И. Т.: При этом наделив эту бюрократию собственностью. А ведь это ваши были идеи, Борис Михайлович, вы излагали их много лет назад, на заре перестройки: что надо наделить номенклатуру собственностью в качестве компенсации за власть, и тогда коммунизму конец.

Б. П.: А так ведь и произошло. Но кто ж думал, что эти новые собственники, пожертвовав идеологией, сохранят при этом власть, а вместо производительной работы начнут вывозить валюту в швейцарские банки. Тогда думалось, что упадет коммунизм, откажутся от идеологии – и все пойдет как по маслу.

И кстати говоря, это была как раз солженицынская инспирация, это он говорил в «Письме к вождям», да и вообще везде и всегда, что единственный тормоз на светлом русском пути – коммунизм.

Но если говорить о романе Тынянова, то все эти сюжеты не главные у него, книга не о том написана. Я бы даже сказал, гиперболизируя, что она вообще не о Грибоедове. Грибоедов здесь – маска. Тынянов писал о своем времени, о положении, в котором оказались русские культурные люди в большевистской России. О тех, кто оставлен был пока что большевиками для дальнейшего проживания. Вот тут и пригодился Грибоедов, бывший в точно такой же ситуации в России Николая Первого. Ну, не в точно такой же, конечно, но в сходной. Грибоедов у Тынянова чувствует себя предателем, Молчалиным среди Фамусовых и Скалозубов, тогда как он рожден Чацким. Ему навязана иная культурная роль. Так и Тынянов чувствовал себя Грибоедовым, служащим чуждому режиму. Постсоветская интеллигенция оказалась в ситуации, которая позже и в другой стране была названа предательством клерков.

И. Т.: Есть французская довоенная книжка под таким заглавием – об ангажированности французской интеллигенции, вовлеченности ее в общественную борьбу. Автор ее – Жюльен Бенда. Клерки, клирики, то есть интеллектуалы, должны сидеть в монастырях чистого знания и вести чистую духовную работу.

Б. П.: С той, конечно, разницей, что французских клириков никто за язык и за руку не тянул, а люди тыняновского типа очутились в ситуации прислужничества не по своей воле. Трагедия, ну, или, скажем, драма была в том, что они не могли отказаться от культурной работы, не отказавшись от себя. Отсюда разнообразные компромиссы.

И. Т.: Лидия Гинзбург писала, что наибольшим соблазнам конформизма подвергались при советской власти люди активные, не способные отказаться от деятельности, не могущие заставить себя выпасть из культурной жизни. Отсюда компромиссы казалось бы лучших людей.

Б. П.: Ну, Тынянову еще повезло. Он вовремя ушел от научно-теоретической и преподавательской работы, сосредоточился на писательской, благо что талант писательский был. Причем еще в то время, когда можно было что-то писать как надо, хотя бы в форме исторического повествования.

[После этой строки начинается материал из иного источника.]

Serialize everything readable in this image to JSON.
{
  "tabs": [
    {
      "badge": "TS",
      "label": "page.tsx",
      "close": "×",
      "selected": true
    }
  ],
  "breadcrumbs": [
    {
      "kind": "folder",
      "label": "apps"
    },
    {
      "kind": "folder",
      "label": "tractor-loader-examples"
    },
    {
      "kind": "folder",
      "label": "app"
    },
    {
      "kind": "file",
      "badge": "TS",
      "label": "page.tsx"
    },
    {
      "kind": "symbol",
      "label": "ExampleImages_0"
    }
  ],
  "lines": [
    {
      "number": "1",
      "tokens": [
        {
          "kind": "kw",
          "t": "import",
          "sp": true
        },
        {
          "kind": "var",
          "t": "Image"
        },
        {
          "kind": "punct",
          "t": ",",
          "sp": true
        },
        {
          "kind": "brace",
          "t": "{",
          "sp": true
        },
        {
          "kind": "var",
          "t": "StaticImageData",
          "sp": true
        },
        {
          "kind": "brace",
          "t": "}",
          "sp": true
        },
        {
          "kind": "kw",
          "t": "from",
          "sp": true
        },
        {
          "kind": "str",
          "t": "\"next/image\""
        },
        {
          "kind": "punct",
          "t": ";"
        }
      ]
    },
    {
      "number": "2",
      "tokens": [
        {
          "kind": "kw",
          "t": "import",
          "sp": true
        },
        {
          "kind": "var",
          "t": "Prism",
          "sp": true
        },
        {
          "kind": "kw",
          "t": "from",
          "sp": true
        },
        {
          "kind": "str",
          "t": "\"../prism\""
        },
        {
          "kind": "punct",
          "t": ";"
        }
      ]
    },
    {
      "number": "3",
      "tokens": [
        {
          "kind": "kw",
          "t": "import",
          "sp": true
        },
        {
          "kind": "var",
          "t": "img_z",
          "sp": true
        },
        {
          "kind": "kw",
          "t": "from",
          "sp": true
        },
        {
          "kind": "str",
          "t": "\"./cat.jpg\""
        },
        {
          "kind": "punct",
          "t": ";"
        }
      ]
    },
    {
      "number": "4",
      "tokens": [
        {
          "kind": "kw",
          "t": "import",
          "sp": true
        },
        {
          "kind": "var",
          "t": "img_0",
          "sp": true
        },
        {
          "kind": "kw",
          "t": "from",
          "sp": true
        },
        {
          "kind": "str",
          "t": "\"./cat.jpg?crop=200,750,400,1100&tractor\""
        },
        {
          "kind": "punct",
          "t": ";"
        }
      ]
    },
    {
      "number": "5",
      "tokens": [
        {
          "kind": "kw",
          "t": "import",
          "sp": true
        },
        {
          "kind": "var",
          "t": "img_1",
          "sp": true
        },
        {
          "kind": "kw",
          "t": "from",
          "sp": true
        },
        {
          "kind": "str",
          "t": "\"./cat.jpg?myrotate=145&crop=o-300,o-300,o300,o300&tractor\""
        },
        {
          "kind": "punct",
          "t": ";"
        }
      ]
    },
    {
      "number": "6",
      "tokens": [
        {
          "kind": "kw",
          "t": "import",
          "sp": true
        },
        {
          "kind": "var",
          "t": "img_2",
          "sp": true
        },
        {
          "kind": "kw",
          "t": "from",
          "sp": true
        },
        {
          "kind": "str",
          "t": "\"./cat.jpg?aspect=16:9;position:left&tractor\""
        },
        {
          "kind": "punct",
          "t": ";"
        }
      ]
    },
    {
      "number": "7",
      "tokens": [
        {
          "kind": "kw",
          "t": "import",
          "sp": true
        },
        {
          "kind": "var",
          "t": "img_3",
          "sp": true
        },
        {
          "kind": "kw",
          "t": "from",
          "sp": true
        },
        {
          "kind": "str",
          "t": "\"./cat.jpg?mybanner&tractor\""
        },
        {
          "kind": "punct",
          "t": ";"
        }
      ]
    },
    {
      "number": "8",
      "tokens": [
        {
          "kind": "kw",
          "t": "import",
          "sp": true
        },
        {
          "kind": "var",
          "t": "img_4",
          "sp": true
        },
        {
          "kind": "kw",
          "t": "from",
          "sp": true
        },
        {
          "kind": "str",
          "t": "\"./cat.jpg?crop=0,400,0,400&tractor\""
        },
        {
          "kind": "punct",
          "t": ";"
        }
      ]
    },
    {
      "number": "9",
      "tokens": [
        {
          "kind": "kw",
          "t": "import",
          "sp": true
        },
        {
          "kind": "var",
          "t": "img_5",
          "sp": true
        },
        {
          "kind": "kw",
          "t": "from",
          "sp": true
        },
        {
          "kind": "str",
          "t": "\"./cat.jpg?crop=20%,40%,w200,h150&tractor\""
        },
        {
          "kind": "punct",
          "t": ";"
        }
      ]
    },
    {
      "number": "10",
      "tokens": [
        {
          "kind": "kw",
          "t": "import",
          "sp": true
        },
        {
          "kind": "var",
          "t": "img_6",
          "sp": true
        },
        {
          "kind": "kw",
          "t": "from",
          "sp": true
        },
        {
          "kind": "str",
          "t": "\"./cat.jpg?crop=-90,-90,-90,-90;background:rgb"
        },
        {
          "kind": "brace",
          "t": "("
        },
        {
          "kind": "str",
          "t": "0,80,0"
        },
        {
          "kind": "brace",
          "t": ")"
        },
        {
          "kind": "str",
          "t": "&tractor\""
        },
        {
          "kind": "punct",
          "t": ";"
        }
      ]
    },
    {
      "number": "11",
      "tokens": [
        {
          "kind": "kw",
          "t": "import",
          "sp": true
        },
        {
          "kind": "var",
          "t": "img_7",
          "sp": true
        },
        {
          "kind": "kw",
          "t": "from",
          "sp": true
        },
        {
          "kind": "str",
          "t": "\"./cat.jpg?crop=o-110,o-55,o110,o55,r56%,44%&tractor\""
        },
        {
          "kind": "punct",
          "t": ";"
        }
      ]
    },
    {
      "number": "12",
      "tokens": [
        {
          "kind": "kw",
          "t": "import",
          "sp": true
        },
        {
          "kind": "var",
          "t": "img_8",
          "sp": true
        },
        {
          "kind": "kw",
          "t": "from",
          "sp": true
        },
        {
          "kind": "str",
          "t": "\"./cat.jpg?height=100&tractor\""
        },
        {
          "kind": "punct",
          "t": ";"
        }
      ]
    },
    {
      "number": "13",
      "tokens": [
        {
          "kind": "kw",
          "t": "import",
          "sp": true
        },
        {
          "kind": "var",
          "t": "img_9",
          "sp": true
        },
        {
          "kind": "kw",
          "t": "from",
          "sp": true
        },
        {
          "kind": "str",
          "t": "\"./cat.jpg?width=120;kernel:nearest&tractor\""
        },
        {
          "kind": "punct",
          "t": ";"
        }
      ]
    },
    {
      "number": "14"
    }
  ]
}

Но посмотрите, как строится роман «Смерть Вазир-Мухтара», на какой основной теме. Это тема предательства. Она множится, удвояется и утрояется, в романе чуть ли не все – предатели, многократные: и Самсон-хан, и зять его поручик Скрыплев, убежавшие от русских к персам, и советник русского посольства Мальцов, и даже генерал Ермолов в отставке показывает Грибоедову, как он построил бы план кампании против русских, будь он Аббасом-Мирзой. И недаром так подчеркнут, выделен, педалирован в романе Булгарин, оказавшийся на деле, в реальной жизни, – повезло романисту! – другом Грибоедова, каким-то его карикатурным альтер эго. Тынянов использовал этот факт на сто процентов. Роман полон если не прямыми предателями, то перебежчиками, это его смысловая доминанта. И все это – о пореволюционных русских интеллигентах. Вот для этого и нужным – если использовать подход Солженицына – оказался Грибоедов, изменивший декабристам, служащий режиму, декабристов казнившему. Это проекция на русскую историю советской культурной ситуации двадцатых годов, когда, повторимся, были живы и продолжали работать культурные люди прежней формации. Если не самокритика, то горестное прикровенное само-изображение.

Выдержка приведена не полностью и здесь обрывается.